Search for reviews of your product(s) on Reddit, TikTok, YouTube, etc. Pop your popcorn, get comfy, and scroll through the comment section. This unprompted, authentic feedback where people are speaking (sometimes anonymously) to their peers — rather than to researchers — is a gold mine of specific use cases, unexpected pain points, and creative applications that should not be overlooked. And if TikTok goes dark in a few days, start figuring out where your audience is heading to set up camp next.
Design for somebody, not everybody. I see a lot of research being done with broad demographics as opposed to hyper-isolated segments. Your research needs to be tailored to specific communities and regions to create the most impact. This allows you to 1.) use human-centered design to create products, services, and systems that people truly want/need and 2.) market said product/service/system to the people who want/need them in their lives.
Leverage AI (responsibly!!!) as your co-pilot, not captain. Use it to refine research plans, polish discussion guides, and double-check your work. I like to cross-reference feedback across LLMs and would start with Claude, ChatGPT, and Perplexity.
Pro tip: Drop your info into an LLM and prompt it by saying “Please act as a seasoned market researcher with a strong cultural understanding of (your hyper-localized market segment you’ll be recruiting from) and review my attached file. Provide constructive feedback on any gaps I have in my screener and the questions I’m asking to understand (insert research goal).”

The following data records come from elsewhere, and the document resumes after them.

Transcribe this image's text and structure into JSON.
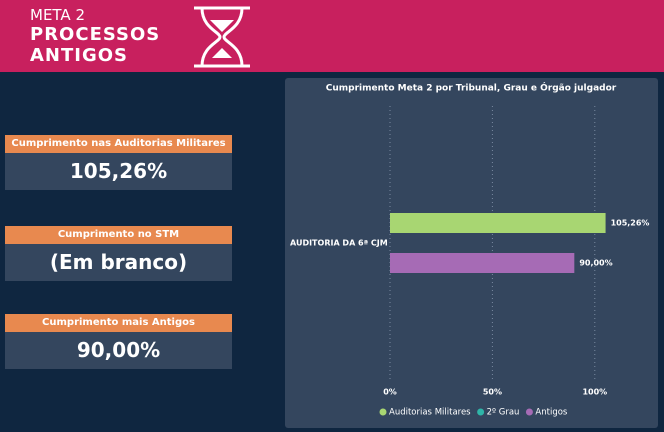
{
  "header": {
    "kicker": "META 2",
    "title_line1": "PROCESSOS",
    "title_line2": "ANTIGOS"
  },
  "cards": [
    {
      "title": "Cumprimento nas Auditorias Militares",
      "value": "105,26%"
    },
    {
      "title": "Cumprimento no STM",
      "value": "(Em branco)"
    },
    {
      "title": "Cumprimento mais Antigos",
      "value": "90,00%"
    }
  ],
  "chart_data": {
    "type": "hbar",
    "title": "Cumprimento Meta 2 por Tribunal, Grau e Órgão julgador",
    "categories": [
      "AUDITORIA DA 6ª CJM"
    ],
    "series": [
      {
        "name": "Auditorias Militares",
        "color": "#a8d672",
        "values": [
          105.26
        ],
        "value_labels": [
          "105,26%"
        ]
      },
      {
        "name": "2º Grau",
        "color": "#2fb5a8",
        "values": [
          null
        ]
      },
      {
        "name": "Antigos",
        "color": "#a66bb5",
        "values": [
          90
        ],
        "value_labels": [
          "90,00%"
        ]
      }
    ],
    "xlim": [
      0,
      125
    ],
    "xticks": [
      {
        "value": 0,
        "label": "0%"
      },
      {
        "value": 50,
        "label": "50%"
      },
      {
        "value": 100,
        "label": "100%"
      }
    ],
    "grid": true,
    "legend": "bottom"
  }
}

But don’t put too many eggs in the AI basket. AI is great for some things, but not for others. AI is not an expert at picking up on specific cultural nuances, so make sure you balance AI-powered analysis with real human brainpower that can accurately absorb sentiment, insights, and recommendations.
Accessibility is a non-negotiable. Inclusion isn’t just ethical, it’s smart business. I know above I said design for everybody is design for nobody, but what you create should work for everyone, period. Across digital, physical, and hybridized settings, ensure that research designs and outputs are accessible to all participants, including those with disabilities or different technological access levels. If you’re no accessibility expert, invest in bringing in researchers who are familiar with testing for these types of things.
Regularly engage with your customers and test iterations at every single stage to stay aligned with their evolving expectations and identify improvements before scaling. Iterative feedback loops and brand-managed communities are your best friend. Inject them strategically into the customer journey for maximum engagement, create micro-communities for segmented customer groups, and plan thoughtful in-depth interviews to inform the next steps in your planning. Your customers will tell you where to go next, you just need to listen.
Do not have blinders on. Learn from others’ successes and mistakes and keep a pulse on what’s working and what’s not. Use a combo of quantitative and qualitative methods to analyze competitor messaging and identify opportunities for differentiation.
Back all business decisions with data. Don’t be the person in a meeting suggesting your brand should do something because “you think…”. Prove it’s the right thing to do with customer data and stories. I promise your gut feeling about doing something will hit so much harder when it’s validated by data.
Tell a damn good story. To transform qualitative insights into compelling narratives that resonate with internal stakeholders and drive action, follow Nancy Duarte’s secret structure to great talks. She talks about how this structure works for great speeches, but I’d argue it also works well for sharing research insights. The TL;DR is that you should bounce back and forth between what the current state is (with its challenges) and what it could be if you did X, Y, and Z (the solution).